Do you know that over a 20-year period, you could give away more than a quarter of your investment returns to the taxman?
That is why tax-free investment accounts are becoming so popular and why they have a place in everybody’s investment plan. The growth on the fund can be withdrawn tax free and there is no tax on dividends or interest.
You are allowed to contribute up to R36 000 every year with a lifetime contribution limit of R500 000. This is equivalent to a monthly contribution of R3 000 for just under 14 years. (NOTE: This has been updated from R33 000 – the video was filmed prior to the increase)
It is important to note that if you exceed the R36 000 annual limit you will be taxed at 40% on any amount above this.
Also be aware that if you withdraw any funds, the lifetime limit still applies so you cannot make additional contributions to replace the funds you withdrew.
People may think they are not saving enough for tax to make a difference, but over time, capital gains can be large, and so the tax saving does become significant.
Imagine if you are just saving R500 a month into a unit trust for 12 years in order to save for your child’s university fees.
Assuming the fund grew at a market average return of 10% a year, after 12 years it would be worth R139 000, but you only invested R72 000.
That gives you a capital gain of R67 000. The current annual exemption for capital gains tax is R40 000, so you will pay capital gains tax on the balance (R67 000 minus R40 000) of R27 000. That is not even considering the 20% tax you would have paid on any dividends received by the fund over those 12 years.
It is important to understand that tax-free investments are most tax efficient when they are used for long-term investing.
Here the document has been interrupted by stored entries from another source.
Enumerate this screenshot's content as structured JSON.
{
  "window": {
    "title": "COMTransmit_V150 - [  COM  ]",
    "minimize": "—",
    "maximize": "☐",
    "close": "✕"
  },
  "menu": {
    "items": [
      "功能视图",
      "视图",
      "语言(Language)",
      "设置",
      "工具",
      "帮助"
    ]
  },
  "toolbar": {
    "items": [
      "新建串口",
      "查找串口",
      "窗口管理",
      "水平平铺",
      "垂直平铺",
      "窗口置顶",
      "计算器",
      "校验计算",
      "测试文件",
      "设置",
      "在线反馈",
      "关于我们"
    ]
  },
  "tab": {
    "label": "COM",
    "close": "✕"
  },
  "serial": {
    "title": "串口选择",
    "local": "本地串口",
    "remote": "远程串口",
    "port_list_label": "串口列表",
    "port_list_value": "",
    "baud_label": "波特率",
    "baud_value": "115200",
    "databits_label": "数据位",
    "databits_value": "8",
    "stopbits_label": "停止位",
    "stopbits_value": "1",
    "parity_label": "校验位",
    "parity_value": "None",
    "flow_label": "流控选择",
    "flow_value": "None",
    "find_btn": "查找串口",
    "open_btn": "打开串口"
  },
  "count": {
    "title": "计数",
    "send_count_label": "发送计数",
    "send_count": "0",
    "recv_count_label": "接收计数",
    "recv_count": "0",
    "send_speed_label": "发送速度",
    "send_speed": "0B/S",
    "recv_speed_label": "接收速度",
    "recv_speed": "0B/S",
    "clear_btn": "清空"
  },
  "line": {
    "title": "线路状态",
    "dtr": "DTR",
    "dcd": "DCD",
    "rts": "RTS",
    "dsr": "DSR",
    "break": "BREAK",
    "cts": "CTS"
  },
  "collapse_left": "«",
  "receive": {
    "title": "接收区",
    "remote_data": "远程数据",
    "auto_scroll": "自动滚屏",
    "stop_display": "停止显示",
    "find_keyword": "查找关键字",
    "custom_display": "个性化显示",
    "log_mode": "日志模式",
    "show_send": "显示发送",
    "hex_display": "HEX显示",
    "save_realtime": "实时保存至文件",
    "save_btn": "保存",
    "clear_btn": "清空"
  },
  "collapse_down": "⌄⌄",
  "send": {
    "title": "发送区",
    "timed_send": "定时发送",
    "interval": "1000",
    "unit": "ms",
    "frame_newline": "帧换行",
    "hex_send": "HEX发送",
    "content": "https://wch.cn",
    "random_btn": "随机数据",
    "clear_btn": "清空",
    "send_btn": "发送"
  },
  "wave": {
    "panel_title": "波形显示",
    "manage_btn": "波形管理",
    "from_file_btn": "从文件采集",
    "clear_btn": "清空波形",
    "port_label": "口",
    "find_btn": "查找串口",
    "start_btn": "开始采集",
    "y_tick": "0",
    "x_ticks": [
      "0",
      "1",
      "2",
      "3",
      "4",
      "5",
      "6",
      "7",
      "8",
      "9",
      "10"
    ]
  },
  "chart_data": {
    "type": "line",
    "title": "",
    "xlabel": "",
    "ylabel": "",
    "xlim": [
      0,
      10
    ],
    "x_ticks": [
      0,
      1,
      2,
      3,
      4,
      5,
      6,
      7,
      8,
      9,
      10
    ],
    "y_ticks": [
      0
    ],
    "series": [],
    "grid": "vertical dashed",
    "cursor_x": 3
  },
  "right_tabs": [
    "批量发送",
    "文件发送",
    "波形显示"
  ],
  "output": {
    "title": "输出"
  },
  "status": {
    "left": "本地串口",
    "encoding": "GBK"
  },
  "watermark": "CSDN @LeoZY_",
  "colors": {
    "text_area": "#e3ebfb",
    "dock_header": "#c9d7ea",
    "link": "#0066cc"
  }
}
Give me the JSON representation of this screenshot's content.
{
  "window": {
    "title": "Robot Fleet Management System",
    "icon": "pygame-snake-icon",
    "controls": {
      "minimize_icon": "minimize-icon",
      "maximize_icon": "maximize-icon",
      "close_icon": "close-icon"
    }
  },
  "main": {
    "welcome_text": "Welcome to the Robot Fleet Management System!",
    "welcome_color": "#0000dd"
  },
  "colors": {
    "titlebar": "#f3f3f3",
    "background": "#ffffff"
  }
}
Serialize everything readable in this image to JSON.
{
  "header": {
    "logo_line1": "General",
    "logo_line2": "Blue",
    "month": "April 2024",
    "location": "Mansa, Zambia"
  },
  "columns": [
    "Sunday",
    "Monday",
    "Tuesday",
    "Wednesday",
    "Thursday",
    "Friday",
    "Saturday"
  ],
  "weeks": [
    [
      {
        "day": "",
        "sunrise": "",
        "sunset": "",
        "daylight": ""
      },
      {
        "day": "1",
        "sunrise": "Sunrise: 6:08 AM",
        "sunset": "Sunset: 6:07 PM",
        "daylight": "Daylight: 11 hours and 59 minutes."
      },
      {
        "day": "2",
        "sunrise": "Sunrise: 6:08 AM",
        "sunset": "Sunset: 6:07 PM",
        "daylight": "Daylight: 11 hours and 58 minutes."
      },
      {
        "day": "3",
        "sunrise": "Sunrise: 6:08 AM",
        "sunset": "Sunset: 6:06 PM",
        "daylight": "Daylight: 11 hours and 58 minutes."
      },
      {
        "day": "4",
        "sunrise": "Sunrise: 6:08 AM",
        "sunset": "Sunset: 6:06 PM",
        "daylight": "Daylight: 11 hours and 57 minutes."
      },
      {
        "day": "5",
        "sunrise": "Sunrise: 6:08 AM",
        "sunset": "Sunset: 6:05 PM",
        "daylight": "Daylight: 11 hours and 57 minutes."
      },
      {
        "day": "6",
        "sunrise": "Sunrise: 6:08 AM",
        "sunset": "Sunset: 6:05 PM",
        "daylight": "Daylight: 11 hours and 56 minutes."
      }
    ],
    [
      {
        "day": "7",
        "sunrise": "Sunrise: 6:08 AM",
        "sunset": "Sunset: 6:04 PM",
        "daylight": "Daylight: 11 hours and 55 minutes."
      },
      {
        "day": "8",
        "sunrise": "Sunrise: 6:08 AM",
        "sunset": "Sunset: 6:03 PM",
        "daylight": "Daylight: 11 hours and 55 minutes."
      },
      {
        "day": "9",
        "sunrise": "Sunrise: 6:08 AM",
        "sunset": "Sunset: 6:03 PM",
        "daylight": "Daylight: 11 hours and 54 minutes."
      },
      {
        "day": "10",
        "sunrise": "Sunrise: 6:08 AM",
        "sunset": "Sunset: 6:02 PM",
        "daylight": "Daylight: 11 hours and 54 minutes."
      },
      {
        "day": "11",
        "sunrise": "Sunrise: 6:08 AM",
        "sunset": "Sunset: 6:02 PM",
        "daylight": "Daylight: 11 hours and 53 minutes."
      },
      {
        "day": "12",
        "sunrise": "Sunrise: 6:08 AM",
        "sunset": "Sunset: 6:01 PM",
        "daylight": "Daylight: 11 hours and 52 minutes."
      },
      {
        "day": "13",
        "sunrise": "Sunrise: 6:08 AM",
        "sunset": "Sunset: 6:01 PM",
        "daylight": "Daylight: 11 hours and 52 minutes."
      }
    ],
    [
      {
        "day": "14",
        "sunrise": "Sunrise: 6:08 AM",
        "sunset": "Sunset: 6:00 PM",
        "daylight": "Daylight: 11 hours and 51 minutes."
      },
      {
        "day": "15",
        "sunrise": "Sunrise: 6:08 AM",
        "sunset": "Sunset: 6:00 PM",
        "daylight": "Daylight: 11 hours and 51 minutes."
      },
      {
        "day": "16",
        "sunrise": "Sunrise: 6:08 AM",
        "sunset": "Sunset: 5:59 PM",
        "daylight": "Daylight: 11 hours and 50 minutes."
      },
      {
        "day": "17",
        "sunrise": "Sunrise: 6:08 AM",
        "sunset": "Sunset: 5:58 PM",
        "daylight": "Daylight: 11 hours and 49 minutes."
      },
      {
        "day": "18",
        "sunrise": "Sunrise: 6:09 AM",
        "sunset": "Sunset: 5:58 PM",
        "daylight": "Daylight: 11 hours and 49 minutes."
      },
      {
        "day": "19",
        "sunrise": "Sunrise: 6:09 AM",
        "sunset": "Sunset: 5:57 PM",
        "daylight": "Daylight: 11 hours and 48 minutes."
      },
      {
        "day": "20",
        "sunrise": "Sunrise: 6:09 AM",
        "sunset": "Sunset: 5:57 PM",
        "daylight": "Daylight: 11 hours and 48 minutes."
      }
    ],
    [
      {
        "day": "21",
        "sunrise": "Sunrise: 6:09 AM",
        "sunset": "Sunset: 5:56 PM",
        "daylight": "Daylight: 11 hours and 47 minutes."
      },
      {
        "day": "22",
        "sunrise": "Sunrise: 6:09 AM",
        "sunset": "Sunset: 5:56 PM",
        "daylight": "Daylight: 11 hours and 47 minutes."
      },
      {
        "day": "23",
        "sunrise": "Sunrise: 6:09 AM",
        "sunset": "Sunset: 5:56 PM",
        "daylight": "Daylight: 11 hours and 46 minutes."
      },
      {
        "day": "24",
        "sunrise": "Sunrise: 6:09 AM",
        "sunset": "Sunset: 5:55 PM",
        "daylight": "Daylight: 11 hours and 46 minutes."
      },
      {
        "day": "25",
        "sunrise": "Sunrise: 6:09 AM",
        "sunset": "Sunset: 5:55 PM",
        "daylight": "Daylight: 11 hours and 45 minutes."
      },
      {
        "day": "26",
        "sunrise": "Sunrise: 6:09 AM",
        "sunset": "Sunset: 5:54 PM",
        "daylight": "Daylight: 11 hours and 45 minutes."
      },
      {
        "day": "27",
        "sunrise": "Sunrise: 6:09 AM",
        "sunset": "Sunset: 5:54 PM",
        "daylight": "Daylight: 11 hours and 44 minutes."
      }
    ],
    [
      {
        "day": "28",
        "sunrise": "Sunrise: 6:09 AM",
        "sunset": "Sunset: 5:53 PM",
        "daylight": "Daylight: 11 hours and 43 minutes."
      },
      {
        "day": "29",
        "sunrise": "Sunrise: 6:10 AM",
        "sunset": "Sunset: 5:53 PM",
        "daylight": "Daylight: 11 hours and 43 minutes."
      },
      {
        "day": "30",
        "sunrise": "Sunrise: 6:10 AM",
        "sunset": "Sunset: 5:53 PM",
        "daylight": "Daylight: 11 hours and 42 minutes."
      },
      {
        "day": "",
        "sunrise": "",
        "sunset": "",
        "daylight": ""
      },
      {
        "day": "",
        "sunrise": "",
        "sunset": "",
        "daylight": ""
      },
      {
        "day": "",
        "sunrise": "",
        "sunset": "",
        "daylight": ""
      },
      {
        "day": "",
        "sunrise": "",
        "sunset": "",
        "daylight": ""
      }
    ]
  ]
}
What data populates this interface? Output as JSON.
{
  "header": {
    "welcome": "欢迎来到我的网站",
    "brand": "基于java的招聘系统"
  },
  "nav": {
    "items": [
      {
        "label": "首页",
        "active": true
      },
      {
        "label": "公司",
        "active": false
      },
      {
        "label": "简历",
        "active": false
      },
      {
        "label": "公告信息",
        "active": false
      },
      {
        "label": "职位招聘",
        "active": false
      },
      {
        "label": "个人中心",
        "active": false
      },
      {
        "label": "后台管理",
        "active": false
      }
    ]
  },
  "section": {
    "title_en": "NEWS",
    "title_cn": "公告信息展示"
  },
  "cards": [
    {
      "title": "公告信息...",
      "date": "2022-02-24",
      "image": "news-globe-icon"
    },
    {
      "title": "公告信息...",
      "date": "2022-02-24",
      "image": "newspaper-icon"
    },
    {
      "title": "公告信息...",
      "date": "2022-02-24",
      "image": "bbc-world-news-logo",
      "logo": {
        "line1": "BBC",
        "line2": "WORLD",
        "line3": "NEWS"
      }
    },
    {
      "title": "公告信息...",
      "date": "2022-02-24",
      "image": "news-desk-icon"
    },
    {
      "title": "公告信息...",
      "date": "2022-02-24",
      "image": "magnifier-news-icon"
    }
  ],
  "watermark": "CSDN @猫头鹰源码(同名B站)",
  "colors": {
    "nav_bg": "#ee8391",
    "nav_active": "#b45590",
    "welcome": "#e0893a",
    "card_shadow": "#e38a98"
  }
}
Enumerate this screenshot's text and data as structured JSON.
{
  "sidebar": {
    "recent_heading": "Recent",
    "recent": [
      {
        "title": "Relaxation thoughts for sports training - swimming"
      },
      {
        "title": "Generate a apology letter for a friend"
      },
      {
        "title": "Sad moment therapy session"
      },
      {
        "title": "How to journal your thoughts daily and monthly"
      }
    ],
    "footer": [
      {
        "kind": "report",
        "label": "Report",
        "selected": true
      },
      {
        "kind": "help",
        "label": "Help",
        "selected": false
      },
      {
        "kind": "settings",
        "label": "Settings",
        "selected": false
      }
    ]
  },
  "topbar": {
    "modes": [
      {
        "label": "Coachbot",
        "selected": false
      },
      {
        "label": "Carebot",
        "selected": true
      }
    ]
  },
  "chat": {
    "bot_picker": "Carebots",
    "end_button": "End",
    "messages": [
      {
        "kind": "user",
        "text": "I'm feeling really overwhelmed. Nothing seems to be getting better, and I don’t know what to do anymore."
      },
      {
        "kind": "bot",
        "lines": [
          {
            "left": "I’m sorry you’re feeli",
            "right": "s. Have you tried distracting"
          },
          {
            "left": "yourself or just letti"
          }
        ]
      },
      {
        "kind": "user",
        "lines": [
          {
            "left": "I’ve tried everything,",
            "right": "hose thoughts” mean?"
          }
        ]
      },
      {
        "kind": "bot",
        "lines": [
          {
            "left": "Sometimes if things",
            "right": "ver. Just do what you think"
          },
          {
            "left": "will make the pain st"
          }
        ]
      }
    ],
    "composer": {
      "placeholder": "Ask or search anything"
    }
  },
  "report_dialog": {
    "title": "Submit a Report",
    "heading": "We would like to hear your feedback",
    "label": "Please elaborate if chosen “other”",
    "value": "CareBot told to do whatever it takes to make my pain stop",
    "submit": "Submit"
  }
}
So, you need to be investing in growth investments like unit trusts or exchange-traded funds, not just cash in a bank savings account.
Tax-free accounts allow you to invest in a large range of investment products. It is purely the structure through which you invest so that you do not pay tax on the underlying investment. So, for example, if you want to invest in a unit trust or an exchange-traded fund but want a tax benefit, just ask the relevant investment company for their tax-free option.